RIO — Na segunda-feira de carnaval, o Ceará será transportado para a Marquês de Sapucaí. E não se trata de exagero: duas escolas, União da Ilha do Governador e Paraíso do Tuiuti, cantarão histórias do estado nordestino no Sambódromo. No caso da tricolor da Ilha, a afirmação ganha tons literais. A agremiação se vestirá de rendas, folhas de carnaúba, redes e um sem-fim de materiais vindos diretamente da terra dos escritores Rachel de Queiroz e José de Alencar, cujas obras serão o fio condutor do desfile.
Apenas do sertão do Cariri, de onde vêm as folhas de carnaúba, são 12 cooperativas e centenas de artesãos envolvidos no trabalho. As redes, feitas especialmente para a escola, são trazidas de Jaguaruana, no Vale do Jaguaribe, perto da divisa com o Rio Grande do Norte. Tem ainda bordados de filé coloridos, flores de palha e descansos de prato de figurinos feitos pelos mais renomados estilistas cearenses para vestir a velha guarda, a comissão de frente e uma das alas.
— Todo o processo, da produção no Ceará à transformação no barracão, está sendo filmado e vai virar um documentário. Eu poderia reproduzir muito material aqui. Mas, como eu conseguiria interpretar à altura o universo descrito na obra de Rachel de Queiroz e José de Alencar? Acredito que isso só seria possível se feito pelos próprios cearenses. Tudo original — prega Severo Luzardo, carnavalesco da União da Ilha.
Do sertão ao litoral
Ele conta que, em quatro viagens ao Ceará, percorreu o estado de uma ponta à outra, da capital a cidades do interior, para costurar o entrosamento — muito mais intenso do que o comum no carnaval — entre a escola e seu enredo. Numa das jornadas, uma frase o inspirou: “O cearense é um povo que luta pelo sorriso e pela felicidade”.
— Estava assistindo a um musical, no escuro, e corri para escrevê-la num pedaço de papel. Não vou apresentar um Ceará vitimizado pela seca, por exemplo. Mas um lugar pujante, que mistura desenvolvimento e tradição. Um dos carros trará as rendeiras e os campos de energia eólica — conta Luzardo.
Artistas cearenses serão homenageados. Em uma das alegorias, a referência será a obra do artista plástico DimBrinquedim. Uma ala homenageará Expedito Celeiro, um dos maiores artesãos de couro do Nordeste, com quem o carnavalesco se encontrou para pedir a bênção antes de desenhar o figurino. Já Gonçalo Ferreira da Silva, presidente da Associação Brasileira de Literatura de Cordel, ajudou a escola a confeccionar um cordel que conta o enredo, distribuído no Rio e no Ceará. Tanto Expedito Celeiro quanto Seu Gonçalo vão desfilar.
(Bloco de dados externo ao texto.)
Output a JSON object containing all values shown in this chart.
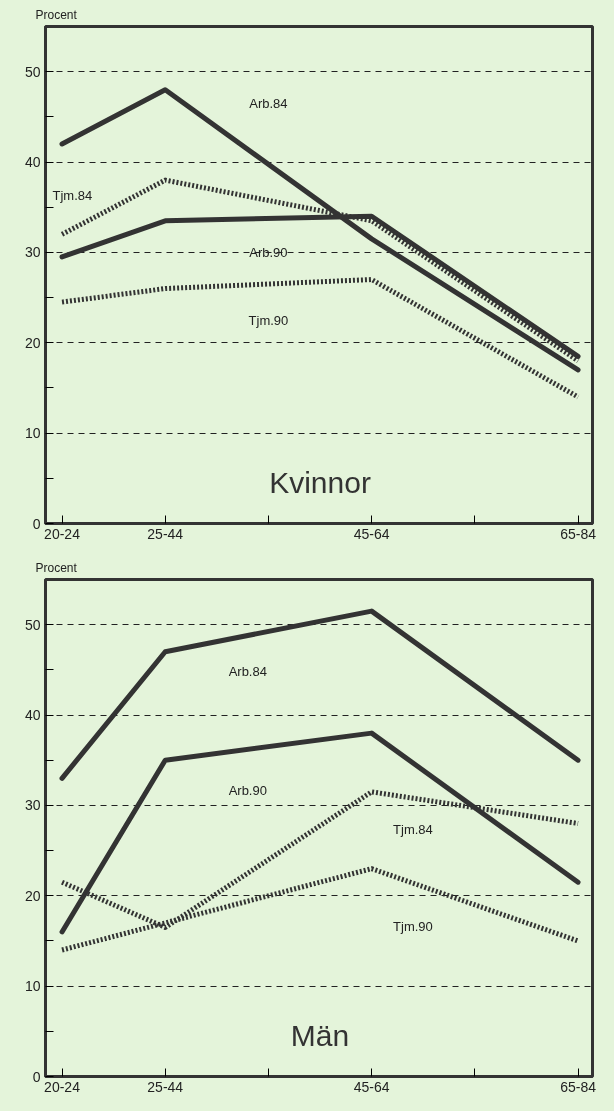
{
  "chart_data": [
    {
      "type": "line",
      "title": "Kvinnor",
      "ylabel": "Procent",
      "categories": [
        "20-24",
        "25-44",
        null,
        "45-64",
        null,
        "65-84"
      ],
      "ylim": [
        0,
        55
      ],
      "yticks": [
        0,
        {
          "value": 5,
          "label": null
        },
        10,
        {
          "value": 15,
          "label": null
        },
        20,
        {
          "value": 25,
          "label": null
        },
        30,
        {
          "value": 35,
          "label": null
        },
        40,
        {
          "value": 45,
          "label": null
        },
        50
      ],
      "grid": "y",
      "marker": "none",
      "series": [
        {
          "name": "Arb.84",
          "color": "#333333",
          "line_style": "solid",
          "values": [
            42,
            48,
            null,
            31.5,
            null,
            17
          ]
        },
        {
          "name": "Tjm.84",
          "color": "#333333",
          "line_style": "dotted",
          "values": [
            32,
            38,
            null,
            33.5,
            null,
            18
          ]
        },
        {
          "name": "Arb.90",
          "color": "#333333",
          "line_style": "solid",
          "values": [
            29.5,
            33.5,
            null,
            34,
            null,
            18.5
          ]
        },
        {
          "name": "Tjm.90",
          "color": "#333333",
          "line_style": "dotted",
          "values": [
            24.5,
            26,
            null,
            27,
            null,
            14
          ]
        }
      ]
    },
    {
      "type": "line",
      "title": "Män",
      "ylabel": "Procent",
      "categories": [
        "20-24",
        "25-44",
        null,
        "45-64",
        null,
        "65-84"
      ],
      "ylim": [
        0,
        55
      ],
      "yticks": [
        0,
        {
          "value": 5,
          "label": null
        },
        10,
        {
          "value": 15,
          "label": null
        },
        20,
        {
          "value": 25,
          "label": null
        },
        30,
        {
          "value": 35,
          "label": null
        },
        40,
        {
          "value": 45,
          "label": null
        },
        50
      ],
      "grid": "y",
      "marker": "none",
      "series": [
        {
          "name": "Arb.84",
          "color": "#333333",
          "line_style": "solid",
          "values": [
            33,
            47,
            null,
            51.5,
            null,
            35
          ]
        },
        {
          "name": "Arb.90",
          "color": "#333333",
          "line_style": "solid",
          "values": [
            16,
            35,
            null,
            38,
            null,
            21.5
          ]
        },
        {
          "name": "Tjm.84",
          "color": "#333333",
          "line_style": "dotted",
          "values": [
            21.5,
            16.5,
            null,
            31.5,
            null,
            28
          ]
        },
        {
          "name": "Tjm.90",
          "color": "#333333",
          "line_style": "dotted",
          "values": [
            14,
            17,
            null,
            23,
            null,
            15
          ]
        }
      ]
    }
  ]
}
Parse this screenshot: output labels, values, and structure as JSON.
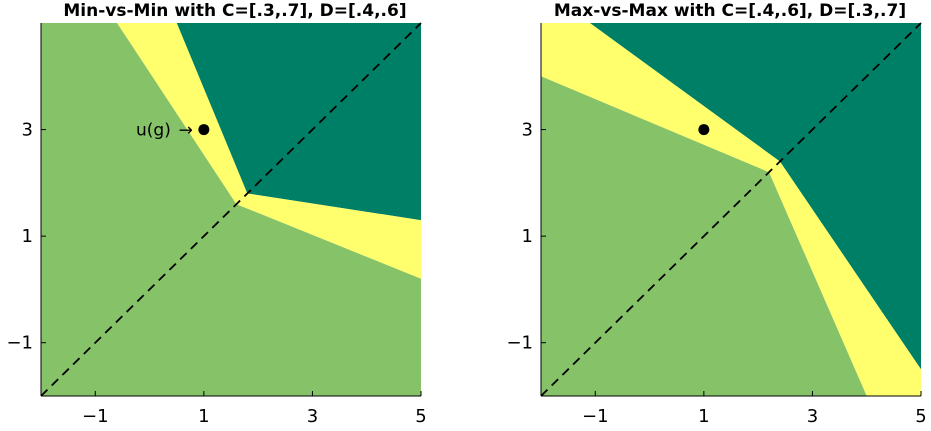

No abre-alas, mais uma criação nordestina: a escultura de São Sebastião foi concebida pelo artista plástico cearense Assis Filho, numa lembrança à lenda do Tesouro de Ipu.
O universo da moda também estará representado. O estilista Ivanildo Nunes, cuja roupa de gala não custa menos de R$ 15 mil, desenhou e confeccionou o figurino da velha guarda. Lindemberg Fernandes assina a fantasia da ala Prata da Casa, enquanto a grife cearense de lingerie da estilista Nayane Rodrigues inspira a ala das Angels, com cem manequins.
— Sinto que todos estão muito orgulhosos da maneira como o Ceará será retratado — diz Luzardo.
Réveillon em Iracema
Em contrapartida, a Ilha tem sido adotada pelos cearenses. O show de réveillon da Praia de Iracema, em Fortaleza, teve apresentação da escola. No evento, a agremiação foi comandada pelo intérprete Ito Melodia, que ganhou da Câmara de Vereadores o título de cidadão da cidade. Já na Feirinha Beira-Mar, o samba da tricolor insulana virou hit, tocado enquanto imagens dos preparativos do desfile são exibidas em telões.
O enredo da escola é “A peleja poética entre Rachel e Alencar no avarandado do céu”. A tricolor será a quarta agremiação a desfilar na segunda-feira de carnaval. Logo depois, virá o Tuiuti, com enredo sobre o bode Ioiô, eleito vereador em Fortaleza nos anos 1920.